Mais ce n’est pas le cas pour les Zords et le Megazords, je ne les trouve pas tellement attrayants. Ceux-ci sont plutôt un mélange de dinosaures et de véhicules militaires (mitraillettes et canons). Encore là, ce n’est pas tous les Zords qui sont semblables à des dinosaures (voir plus haut). Et le Mégazords! Il n’a pas vraiment de lien avec les Zords avant l’assemblage.

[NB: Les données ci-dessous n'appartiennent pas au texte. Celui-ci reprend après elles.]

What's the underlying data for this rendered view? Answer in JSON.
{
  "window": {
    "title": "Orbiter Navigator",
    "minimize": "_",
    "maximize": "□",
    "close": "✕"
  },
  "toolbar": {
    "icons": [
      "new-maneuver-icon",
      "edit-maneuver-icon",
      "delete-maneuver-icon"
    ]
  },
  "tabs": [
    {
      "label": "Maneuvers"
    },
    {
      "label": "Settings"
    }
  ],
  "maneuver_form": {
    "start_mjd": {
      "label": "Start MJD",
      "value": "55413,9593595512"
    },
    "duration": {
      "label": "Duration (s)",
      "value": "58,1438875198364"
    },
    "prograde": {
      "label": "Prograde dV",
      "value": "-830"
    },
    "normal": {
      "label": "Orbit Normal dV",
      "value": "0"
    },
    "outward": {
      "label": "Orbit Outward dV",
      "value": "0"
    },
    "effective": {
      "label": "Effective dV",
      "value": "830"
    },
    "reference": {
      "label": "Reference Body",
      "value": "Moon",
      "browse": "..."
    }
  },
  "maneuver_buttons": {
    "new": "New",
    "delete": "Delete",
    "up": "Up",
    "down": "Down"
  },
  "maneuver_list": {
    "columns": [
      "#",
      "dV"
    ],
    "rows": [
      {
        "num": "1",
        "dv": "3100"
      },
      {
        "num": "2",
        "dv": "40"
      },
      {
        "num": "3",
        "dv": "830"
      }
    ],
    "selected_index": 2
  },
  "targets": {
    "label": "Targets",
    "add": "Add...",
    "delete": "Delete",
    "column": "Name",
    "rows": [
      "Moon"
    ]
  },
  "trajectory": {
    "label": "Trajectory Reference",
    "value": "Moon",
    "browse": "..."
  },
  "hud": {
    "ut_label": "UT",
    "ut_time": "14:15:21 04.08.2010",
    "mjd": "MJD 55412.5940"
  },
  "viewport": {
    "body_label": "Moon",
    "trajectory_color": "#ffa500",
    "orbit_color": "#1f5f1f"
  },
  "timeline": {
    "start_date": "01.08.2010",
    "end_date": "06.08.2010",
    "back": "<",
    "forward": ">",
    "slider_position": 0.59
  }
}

Au moins le Mégazords doit être contrôlé avec la synchronisation des cinq Power Rangers.

Pour moi, ça manque de sensation de maquettes et de réel. Il faut dire que tout est à peu près fait en CGI. Alors, il me manque ce feeling qu’il y avait dans le temps, surtout ce côté fait à la main.

Bref

Le film Saban’s Power Rangers n’est pas mauvais et ce n’est pas aussi décevant comme je le crois que ça aurait été. C’est une réinterprétation complètement différente de la télésérie originale. Ce film est une longue mise en place pour d’autres films. Ici, c’est vraiment plus le côté humain des personnages qui est important et non les combats qui sont assez courts et un peu décevants à mon goût. Pour moi, le plus gros problème de ce film, c’est le manque de fanservice et le fait que ce soit très sombre et profond. Il n’y a pas assez de clins d’œil à la série originale. Je m’attendais à tellement plus. Somme toute, le film est quand même plaisant à voir au cinéma.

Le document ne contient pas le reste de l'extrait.